Saturday, October 6, 2012

The return of fuzzy math

image

http://leanforward.msnbc.com/_news/2012/10/06/14259184-the-return-of-fuzzy-math?chromedomain=UpwithChrisHayes

Quoting from the site – excellent analysis:

The contemporary Republican party faces a fundamental political problem and it is this: the policy position to which the party is most committed is very unpopular. Over the last decade the single most urgent, durable domestic priority of the Republican Party is reducing taxes on wealthy Americans. If there is one thing you can bank on when the Republicans are in power, it's that.

So if you're a Republican seeking the highest office in the land, you've got a real problem. On the one hand you absolutely have to advocate for and push through tax cuts for the wealthy, knowing full well the electorate as a whole does not like or want them. So what do you do?  Well, up until this point, Mitt Romney has floundered a bit, but Wednesday at the debate, he fully embraced the very effective strategy used by the last man to successfully pull off this particular bait and switch: George W. Bush. The centerpiece of Bush's campaign was a large tax cut, skewed heavily to the wealthy. But rather than defend this principle of tax cuts for the wealthy, he simply obfuscated and hand waved and misled about his tax cuts' effects.

Bush: Everybody who pays taxes ought to get tax relief. After my plan is in place, the wealthiest Americans will pay a higher percentage of taxes then they do today, and the poorest of Americans, six million families, seven million people won't pay any tax at all.

Notice the sleight of hand. The wealthiest Americans will pay a higher percentage of taxes than they do today. Not a higher percentage of their income in taxes, since that would be an outright lie. This is a very common bit of conservative misdirection used to hide the distributional unfairness of their tax cuts. 

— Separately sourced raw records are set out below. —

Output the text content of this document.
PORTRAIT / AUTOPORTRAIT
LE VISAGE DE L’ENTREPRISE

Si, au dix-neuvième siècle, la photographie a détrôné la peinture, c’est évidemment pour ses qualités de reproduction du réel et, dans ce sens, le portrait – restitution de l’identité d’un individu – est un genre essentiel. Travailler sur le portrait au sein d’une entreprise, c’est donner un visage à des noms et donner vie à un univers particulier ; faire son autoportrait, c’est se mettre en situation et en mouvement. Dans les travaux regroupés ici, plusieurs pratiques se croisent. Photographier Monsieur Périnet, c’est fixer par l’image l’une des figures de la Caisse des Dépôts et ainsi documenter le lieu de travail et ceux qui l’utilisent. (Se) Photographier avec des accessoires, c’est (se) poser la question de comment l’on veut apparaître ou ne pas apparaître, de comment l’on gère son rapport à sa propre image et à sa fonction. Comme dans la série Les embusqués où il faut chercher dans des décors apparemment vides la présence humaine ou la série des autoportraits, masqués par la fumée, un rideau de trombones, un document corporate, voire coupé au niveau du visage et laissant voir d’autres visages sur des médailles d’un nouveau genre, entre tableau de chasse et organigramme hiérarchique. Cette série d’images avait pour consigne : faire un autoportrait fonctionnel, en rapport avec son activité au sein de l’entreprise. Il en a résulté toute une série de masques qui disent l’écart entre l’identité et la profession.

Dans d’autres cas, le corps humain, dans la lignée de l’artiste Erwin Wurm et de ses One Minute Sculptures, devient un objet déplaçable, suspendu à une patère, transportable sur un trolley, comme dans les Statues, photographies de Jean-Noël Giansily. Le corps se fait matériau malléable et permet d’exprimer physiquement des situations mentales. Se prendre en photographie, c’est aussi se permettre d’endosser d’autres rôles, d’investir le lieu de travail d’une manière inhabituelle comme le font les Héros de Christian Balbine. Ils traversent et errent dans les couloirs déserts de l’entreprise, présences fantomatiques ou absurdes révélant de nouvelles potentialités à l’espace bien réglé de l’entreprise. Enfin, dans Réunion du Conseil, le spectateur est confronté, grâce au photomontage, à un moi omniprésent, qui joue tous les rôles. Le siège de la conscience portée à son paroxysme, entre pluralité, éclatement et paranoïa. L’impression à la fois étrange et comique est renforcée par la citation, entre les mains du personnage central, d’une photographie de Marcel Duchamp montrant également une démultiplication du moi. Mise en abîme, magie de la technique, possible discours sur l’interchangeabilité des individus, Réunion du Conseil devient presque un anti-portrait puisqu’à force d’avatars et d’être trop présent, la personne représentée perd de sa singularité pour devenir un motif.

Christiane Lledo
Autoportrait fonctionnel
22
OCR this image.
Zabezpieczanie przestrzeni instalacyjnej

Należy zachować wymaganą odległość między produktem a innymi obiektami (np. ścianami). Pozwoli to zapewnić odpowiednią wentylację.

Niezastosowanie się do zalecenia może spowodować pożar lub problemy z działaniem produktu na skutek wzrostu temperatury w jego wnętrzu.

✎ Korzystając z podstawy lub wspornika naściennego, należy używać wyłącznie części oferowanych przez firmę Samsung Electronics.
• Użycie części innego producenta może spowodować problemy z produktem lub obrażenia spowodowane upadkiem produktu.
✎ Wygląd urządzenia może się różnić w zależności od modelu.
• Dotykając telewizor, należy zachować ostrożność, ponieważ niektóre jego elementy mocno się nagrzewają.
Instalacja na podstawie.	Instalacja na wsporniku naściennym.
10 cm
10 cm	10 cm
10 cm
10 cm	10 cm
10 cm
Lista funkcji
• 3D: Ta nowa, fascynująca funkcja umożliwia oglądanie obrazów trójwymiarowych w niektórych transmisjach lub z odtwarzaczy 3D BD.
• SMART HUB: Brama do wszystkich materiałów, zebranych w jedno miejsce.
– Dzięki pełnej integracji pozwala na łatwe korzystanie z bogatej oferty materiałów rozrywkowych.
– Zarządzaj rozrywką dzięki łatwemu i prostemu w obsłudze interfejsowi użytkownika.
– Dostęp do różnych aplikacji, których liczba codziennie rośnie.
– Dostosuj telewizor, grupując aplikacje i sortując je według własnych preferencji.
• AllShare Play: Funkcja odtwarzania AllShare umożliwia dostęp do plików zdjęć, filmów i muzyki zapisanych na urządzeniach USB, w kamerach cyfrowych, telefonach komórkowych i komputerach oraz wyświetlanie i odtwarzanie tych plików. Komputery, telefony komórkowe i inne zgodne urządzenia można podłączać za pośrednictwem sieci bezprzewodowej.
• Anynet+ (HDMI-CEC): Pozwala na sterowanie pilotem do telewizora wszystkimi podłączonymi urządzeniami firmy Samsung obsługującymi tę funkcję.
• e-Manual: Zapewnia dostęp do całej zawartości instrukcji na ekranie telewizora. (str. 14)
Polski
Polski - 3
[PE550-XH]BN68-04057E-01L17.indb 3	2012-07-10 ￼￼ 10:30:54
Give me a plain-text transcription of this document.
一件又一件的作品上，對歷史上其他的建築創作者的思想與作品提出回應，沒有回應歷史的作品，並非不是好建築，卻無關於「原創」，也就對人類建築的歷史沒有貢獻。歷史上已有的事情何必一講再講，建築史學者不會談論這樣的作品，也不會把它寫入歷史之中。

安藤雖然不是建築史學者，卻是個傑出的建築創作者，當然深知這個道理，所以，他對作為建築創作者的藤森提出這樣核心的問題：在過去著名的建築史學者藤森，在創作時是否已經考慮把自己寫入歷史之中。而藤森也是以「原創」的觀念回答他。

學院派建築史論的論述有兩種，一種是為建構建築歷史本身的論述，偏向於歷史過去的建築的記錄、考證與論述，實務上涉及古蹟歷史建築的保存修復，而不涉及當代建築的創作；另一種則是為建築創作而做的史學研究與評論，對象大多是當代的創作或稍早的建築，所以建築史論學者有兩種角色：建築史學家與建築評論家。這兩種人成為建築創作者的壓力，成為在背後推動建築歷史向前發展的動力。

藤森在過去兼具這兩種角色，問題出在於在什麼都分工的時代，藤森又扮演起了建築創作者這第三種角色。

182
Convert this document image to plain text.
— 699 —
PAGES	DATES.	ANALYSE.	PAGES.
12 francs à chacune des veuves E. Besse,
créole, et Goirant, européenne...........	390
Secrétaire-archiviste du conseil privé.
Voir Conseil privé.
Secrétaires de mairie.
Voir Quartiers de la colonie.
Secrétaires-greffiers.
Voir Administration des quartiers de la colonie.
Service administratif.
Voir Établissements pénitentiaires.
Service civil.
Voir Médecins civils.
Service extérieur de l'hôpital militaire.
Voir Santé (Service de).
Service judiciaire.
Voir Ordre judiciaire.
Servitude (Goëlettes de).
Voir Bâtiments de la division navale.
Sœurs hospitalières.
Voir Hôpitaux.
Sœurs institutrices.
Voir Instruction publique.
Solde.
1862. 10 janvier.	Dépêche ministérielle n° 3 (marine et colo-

Even in Herman Cain's regressive world of a 9-9-9 flat tax, you can imagine that with enough concetration of income at the top, the wealthiest households would still pay the majority of total income-tax revenue. That doesn't reflect how progressive or fair the taxation system is, it reflects just how unequal incomes are. Bush did it again in the next debate, too.

Under my plan, if you make -- the top -- the wealthy people pay 62% of the taxes today. Afterwards they pay 64%. This is a fair plan. You know why? Because the tax code is unfair for people at the bottom end of the economic ladder. If you're a single mother making $22,000 a year today and you're trying to raise two children, for every additional dollar you earn you pay a higher marginal rate on that dollar than someone making $200,000, and that's not right.

At the time, this drove observers to distraction. Bush was running on a huge tax cut for the wealthy and refusing to admit he was running on a huge tax cut for the wealthy. Paul Krugman nearly broke his keyboard writing column after column pointing this simple fact out. "The big lesson of this year's campaign," he wrote, "a lesson that we can be sure politicians will take to heart -- is that a candidate can get away with saying things that are demonstrably untrue, as long as the untruths involve big numbers."